Pour cette raison, les partenaires sociaux doivent être impliqués. La CES a lancé un appel en faveur d'un nouveau cadre européen de dialogue tripartite sur le changement climatique, impliquant les partenaires sociaux et la Commission.
Selon la CES, les changements radicaux nécessaires offriront également de nouvelles opportunités. A titre d'exemple, une moindre dépendance à l'égard des ressources naturelles peut être couplée à une utilisation plus intensive de la main-d'œuvre. Davantage de recherches sont nécessaires concernant l'impact du changement climatique sur l'emploi, afin que les décisions politiques correctes soient adoptées.
Les travailleurs et leurs représentants doivent être impliqués dans la négociation et la mise en œuvre des politiques en matière d'énergie et de climat, aux plans sectoriels et multisectoriels, dans les entreprises et sur les lieux de travail, au plan national et de l'Union européenne, au niveau des conseils d'entreprises européens et des comités sectoriels de dialogue social.
La CES propose en particulier:
- de recentrer la stratégie européenne de l'emploi sur la création d'emplois engendrés par les technologies du changement climatique;
- de veiller à ce que « la transition sociale vers une économie sobre en carbone » fasse partie du mandat du Groupe de travail de restructuration de la Commission;
- de réviser la directive sur les conseils d'entreprises européens afin de donner aux travailleurs le droit à l'information, la consultation et la participation concernant les questions liées à l'environnement au niveau de l'UE.

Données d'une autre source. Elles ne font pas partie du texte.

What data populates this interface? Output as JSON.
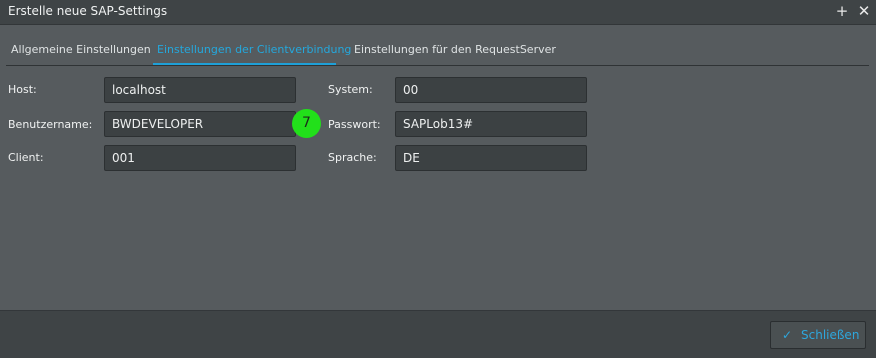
{
  "window": {
    "title": "Erstelle neue SAP-Settings",
    "add_icon": "plus-icon",
    "close_icon": "close-icon"
  },
  "tabs": [
    {
      "label": "Allgemeine Einstellungen",
      "active": false
    },
    {
      "label": "Einstellungen der Clientverbindung",
      "active": true
    },
    {
      "label": "Einstellungen für den RequestServer",
      "active": false
    }
  ],
  "form": {
    "host": {
      "label": "Host:",
      "value": "localhost"
    },
    "username": {
      "label": "Benutzername:",
      "value": "BWDEVELOPER"
    },
    "client": {
      "label": "Client:",
      "value": "001"
    },
    "system": {
      "label": "System:",
      "value": "00"
    },
    "password": {
      "label": "Passwort:",
      "value": "SAPLob13#"
    },
    "language": {
      "label": "Sprache:",
      "value": "DE"
    }
  },
  "badge": {
    "text": "7",
    "color": "#22e01a"
  },
  "footer": {
    "close_label": "Schließen",
    "close_icon": "check-icon"
  },
  "colors": {
    "accent": "#1ea0d8",
    "background": "#565b5e",
    "field": "#3c4143"
  }
}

Le CES accueille avec satisfaction le Livre vert programmé sur l'adaptation au changement climatique et demande qu'il mette l'accent sur les emplois et les populations qui sont particulièrement vulnérables.
En février 2007, la CES tiendra une importante conférence sur le thème L'emploi dans une Europe sobre en carbone, en coopération avec la Commission européenne, un certain nombre de ministres de l'environnement des États membres et d'autres partenaires. Au cours de cette conférence, la CES présentera les résultats d'une recherche montrant l'impact du changement climatique sur l'emploi et les politiques en matière de changement climatique.